Praticamente todos os dias vislumbro os muitos camiões que se fazem à estrada na rotunda que separa os dois IC.
Praticamente todos os dias me cruzo com os loucos e apressados padeiros.
Praticamente todos os dias me cruzo com o "papa-reformas" que sai de Alcabideque perto das 06h00 e que lá regressa pouco depois.
Praticamente todos os dias é noite cerrada quando arranco.
Praticamente todos os dias vejo o filho do meu mecânico a ir para o trabalho de boleia.
Praticamente todos os dias vejo a carrinha que o leva parar à sua porta.

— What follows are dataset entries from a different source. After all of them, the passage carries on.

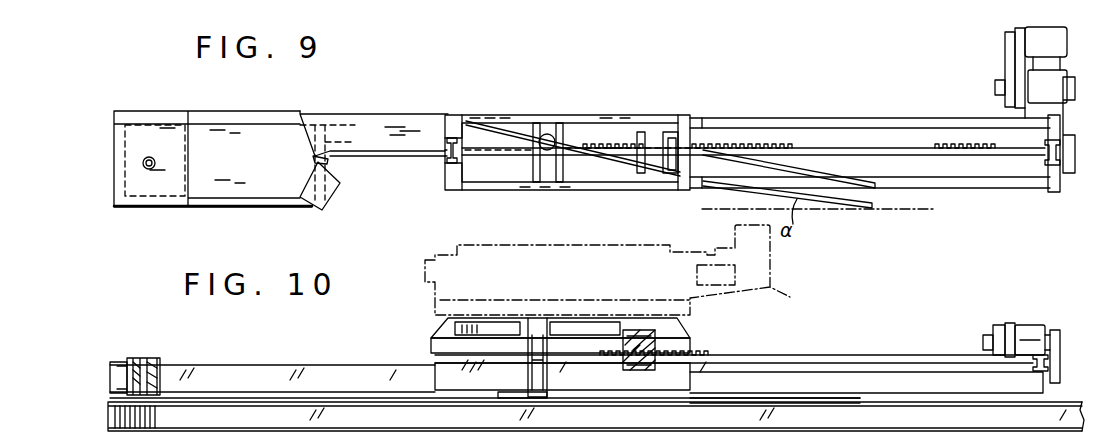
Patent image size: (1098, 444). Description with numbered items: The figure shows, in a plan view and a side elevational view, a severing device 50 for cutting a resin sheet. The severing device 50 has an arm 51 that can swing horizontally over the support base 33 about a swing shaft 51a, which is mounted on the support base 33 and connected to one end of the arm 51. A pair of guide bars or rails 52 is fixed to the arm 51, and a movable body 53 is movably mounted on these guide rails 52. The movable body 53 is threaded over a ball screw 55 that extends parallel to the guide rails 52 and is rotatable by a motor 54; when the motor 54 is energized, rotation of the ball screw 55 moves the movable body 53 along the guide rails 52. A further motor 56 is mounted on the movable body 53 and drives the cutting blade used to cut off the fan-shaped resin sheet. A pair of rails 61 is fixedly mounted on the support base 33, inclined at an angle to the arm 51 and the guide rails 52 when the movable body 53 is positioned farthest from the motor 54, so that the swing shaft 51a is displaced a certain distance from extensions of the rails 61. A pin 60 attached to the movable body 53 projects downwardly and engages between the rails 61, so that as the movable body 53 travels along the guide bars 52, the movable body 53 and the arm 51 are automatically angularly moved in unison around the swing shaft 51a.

In FIG. 10, the support base 33 is at (373, 416).
In FIG. 9, the severing device 50 is at (318, 95).
In FIG. 9, the arm 51 is at (385, 113).
In FIG. 10, the arm 51 is at (253, 376).
In FIG. 9, the swing shaft 51a is at (156, 163).
In FIG. 10, the swing shaft 51a is at (140, 358).
In FIG. 9, the guide bars or rails 52 is at (733, 117).
In FIG. 9, the movable body 53 is at (573, 130).
In FIG. 10, the movable body 53 is at (568, 347).
In FIG. 9, the motor 54 is at (1035, 50).
In FIG. 10, the motor 54 is at (1027, 337).
In FIG. 9, the ball screw 55 is at (912, 147).
In FIG. 10, the ball screw 55 is at (857, 355).
In FIG. 10, the motor 56 is at (760, 265).
In FIG. 9, the pin 60 is at (545, 136).
In FIG. 10, the pin 60 is at (545, 378).
In FIG. 9, the rails 61 is at (790, 166).
In FIG. 10, the rails 61 is at (765, 402).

Esta familiaridade dá-me uma enorme sensação de pertença a este espaço. Também se chama a isto rotina, mas prefiro o termo contemplação.
Contemplar tudo isto também faz parte da minha rotina.
E, depois de ter mudado um pouco o horário nos últimos meses, passei a juntar mais quatro "hábitos" ao meu cardápio de rotinas:
Praticamente todos os dias vejo o motorista dos autocarros Urbcondeixa.
Praticamente todos os dias aceno ao referido motorista sempre que me cruzo com ele.
Praticamente todos os dias a minha vizinha me apita a dar motivação no pós-treino.
Praticamente todos os dias troco uns dedos de conversa com o padeiro de uns vizinhos (percebi que é um grande amigo de um colega meu das corridas)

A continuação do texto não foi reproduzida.